Easter is about Christ’s escape from the tomb, but it is not about his escape from his humanity. The miracle of Easter is not so much that Christ rose from the dead; if he was the Son of God, that is what one would expect. The miracle is that he remains bound by love to his followers, and comes to be with us in the trials, hardships, and fears of human life.
The Rock is a misleading movie. Its makers would have us believe that Alcatraz was the most secure prison in the world. However, the thickest prison walls are those of the prison of fear in which so many live. And yet fear is a prison locked from the inside; the key is always in our hands.
The taste of fear is all too familiar to us: the disciples feared the Jewish authorities, the child fears the dark. and all of us fear death. But the Christ who “burst his three days prison” specializes in breaking into the prisons of fear that we build for ourselves.

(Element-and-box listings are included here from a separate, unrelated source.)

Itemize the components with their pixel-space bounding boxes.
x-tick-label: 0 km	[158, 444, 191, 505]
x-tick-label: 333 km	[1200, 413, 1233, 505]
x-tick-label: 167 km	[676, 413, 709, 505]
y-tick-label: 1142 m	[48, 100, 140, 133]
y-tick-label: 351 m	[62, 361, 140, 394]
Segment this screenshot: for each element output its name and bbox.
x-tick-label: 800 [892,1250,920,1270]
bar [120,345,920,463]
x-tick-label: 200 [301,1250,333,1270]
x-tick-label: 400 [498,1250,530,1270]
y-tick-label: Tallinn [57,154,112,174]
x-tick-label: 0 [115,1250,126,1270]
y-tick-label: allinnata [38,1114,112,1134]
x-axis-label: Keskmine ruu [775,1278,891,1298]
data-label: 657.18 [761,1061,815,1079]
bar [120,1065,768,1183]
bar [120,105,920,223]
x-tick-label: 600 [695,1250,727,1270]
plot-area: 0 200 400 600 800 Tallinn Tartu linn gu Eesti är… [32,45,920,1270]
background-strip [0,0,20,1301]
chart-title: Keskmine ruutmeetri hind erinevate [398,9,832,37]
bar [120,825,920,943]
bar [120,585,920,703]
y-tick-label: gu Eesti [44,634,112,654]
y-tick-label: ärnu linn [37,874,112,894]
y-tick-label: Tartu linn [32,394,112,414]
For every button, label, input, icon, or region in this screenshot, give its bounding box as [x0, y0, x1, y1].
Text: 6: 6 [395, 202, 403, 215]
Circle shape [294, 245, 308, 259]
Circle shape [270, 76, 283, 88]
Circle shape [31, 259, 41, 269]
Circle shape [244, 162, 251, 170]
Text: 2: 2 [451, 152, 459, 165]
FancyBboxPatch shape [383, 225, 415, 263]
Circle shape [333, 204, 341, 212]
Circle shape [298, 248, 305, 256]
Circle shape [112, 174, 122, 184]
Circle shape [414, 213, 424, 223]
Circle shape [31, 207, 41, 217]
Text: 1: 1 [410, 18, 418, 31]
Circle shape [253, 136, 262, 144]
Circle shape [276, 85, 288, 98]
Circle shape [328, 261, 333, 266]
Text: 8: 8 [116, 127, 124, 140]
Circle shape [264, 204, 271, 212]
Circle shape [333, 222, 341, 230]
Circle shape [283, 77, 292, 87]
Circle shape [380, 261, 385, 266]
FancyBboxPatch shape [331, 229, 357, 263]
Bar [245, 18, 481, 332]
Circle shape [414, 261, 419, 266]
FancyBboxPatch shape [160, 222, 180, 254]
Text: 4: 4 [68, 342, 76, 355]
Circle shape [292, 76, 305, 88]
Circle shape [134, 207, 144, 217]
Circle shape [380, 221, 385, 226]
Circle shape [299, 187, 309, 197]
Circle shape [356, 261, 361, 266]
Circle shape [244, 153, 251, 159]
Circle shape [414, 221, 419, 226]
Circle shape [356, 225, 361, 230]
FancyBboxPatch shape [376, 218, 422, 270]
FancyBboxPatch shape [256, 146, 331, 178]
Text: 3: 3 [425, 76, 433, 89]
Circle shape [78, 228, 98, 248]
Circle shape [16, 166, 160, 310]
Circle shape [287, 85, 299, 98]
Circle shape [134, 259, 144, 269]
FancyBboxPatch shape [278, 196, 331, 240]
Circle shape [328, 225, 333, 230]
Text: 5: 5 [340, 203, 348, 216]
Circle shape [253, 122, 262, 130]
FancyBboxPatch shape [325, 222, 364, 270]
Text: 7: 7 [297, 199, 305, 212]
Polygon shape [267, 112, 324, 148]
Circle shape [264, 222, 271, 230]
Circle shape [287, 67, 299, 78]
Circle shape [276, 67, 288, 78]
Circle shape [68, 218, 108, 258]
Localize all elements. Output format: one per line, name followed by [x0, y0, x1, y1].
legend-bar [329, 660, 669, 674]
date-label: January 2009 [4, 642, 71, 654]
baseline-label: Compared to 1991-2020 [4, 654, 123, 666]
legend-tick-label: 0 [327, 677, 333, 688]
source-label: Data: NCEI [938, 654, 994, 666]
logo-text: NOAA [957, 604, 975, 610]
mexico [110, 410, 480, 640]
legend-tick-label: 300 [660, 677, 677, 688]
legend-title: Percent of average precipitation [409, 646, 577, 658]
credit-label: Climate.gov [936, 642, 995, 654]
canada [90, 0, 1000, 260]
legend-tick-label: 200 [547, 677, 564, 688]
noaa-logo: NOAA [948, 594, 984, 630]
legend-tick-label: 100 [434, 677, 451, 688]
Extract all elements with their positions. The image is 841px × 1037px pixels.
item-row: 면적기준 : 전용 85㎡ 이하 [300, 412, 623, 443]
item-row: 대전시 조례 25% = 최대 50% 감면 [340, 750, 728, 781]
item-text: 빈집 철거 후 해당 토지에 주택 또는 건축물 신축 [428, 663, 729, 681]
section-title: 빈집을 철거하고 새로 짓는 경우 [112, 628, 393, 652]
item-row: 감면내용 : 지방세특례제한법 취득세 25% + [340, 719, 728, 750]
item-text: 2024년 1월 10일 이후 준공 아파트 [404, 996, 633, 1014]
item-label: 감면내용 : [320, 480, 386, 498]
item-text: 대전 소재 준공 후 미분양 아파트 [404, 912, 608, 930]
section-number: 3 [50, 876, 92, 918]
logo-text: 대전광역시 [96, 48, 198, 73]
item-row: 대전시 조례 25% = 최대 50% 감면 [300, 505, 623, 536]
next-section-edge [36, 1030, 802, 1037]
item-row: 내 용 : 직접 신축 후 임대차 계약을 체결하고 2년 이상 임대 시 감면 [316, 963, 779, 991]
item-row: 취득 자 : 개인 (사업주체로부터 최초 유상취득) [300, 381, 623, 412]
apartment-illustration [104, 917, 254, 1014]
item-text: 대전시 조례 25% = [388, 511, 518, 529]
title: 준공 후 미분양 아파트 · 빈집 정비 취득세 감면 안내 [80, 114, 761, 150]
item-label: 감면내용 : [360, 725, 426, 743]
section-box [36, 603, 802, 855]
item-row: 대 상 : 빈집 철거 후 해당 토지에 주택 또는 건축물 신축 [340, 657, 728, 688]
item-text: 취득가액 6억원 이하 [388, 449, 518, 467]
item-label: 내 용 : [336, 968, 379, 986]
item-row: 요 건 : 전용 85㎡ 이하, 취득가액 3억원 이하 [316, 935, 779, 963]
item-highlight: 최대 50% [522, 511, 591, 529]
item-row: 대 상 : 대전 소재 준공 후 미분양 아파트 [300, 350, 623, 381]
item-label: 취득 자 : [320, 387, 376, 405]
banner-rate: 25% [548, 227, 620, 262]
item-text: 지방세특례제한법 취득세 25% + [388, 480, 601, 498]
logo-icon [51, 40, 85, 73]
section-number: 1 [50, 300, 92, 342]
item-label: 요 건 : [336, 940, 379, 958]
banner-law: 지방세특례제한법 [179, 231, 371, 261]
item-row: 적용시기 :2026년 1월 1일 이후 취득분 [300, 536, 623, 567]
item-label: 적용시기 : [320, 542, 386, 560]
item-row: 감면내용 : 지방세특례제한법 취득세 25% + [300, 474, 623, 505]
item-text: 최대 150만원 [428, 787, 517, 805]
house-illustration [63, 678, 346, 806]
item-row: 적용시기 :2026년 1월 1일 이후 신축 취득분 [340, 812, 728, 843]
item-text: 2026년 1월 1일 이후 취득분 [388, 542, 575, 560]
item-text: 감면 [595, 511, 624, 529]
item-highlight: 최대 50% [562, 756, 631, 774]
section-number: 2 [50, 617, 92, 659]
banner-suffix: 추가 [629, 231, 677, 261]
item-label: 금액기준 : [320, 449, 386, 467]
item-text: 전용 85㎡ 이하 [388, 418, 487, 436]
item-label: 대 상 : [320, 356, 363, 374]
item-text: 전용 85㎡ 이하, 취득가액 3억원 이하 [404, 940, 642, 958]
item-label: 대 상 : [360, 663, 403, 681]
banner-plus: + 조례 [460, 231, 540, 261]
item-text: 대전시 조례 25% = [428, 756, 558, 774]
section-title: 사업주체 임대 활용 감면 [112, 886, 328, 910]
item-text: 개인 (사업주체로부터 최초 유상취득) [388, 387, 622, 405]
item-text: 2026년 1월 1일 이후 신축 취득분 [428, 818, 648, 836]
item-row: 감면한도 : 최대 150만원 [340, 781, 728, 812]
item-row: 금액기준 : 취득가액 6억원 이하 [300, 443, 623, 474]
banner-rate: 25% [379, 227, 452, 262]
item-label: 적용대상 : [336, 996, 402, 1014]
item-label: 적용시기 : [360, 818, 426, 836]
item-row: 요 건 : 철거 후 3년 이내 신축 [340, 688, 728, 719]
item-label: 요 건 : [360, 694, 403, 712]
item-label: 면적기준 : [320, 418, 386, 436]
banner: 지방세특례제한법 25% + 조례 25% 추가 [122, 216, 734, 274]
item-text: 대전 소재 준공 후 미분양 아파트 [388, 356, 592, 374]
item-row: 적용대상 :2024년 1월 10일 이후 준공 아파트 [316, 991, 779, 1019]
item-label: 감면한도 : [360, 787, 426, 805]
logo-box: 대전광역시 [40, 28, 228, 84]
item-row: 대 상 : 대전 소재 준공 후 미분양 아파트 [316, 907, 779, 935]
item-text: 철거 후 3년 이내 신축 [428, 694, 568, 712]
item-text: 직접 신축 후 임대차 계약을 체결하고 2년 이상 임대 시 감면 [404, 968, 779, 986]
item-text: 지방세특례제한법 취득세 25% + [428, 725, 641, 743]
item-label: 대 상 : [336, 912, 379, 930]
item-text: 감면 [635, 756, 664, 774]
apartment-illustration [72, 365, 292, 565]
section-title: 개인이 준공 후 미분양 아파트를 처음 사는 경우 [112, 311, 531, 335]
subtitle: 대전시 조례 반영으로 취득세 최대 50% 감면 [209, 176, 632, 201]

Charles Wesley put it well in his hymn “And can it be”:
Long my imprisoned spirit lay
Fast bound in sin and nature’s night;
Thine eye diffused a quickening ray—
I woke, the dungeon flamed with light;
My chains fell off, my heart was free.
I rose, went forth, and followed Thee.
When we live into the promise of the resurrection, we can let go of fear, and take hold of the promise of the Risen Christ: “Peace be with you”. Even in the midst of fear, the Risen Christ comes to speak peace. But he gives us more than a word; he gives us himself. Just as the Risen Christ stretched out his wounded hands to Thomas, he stretches them out to us.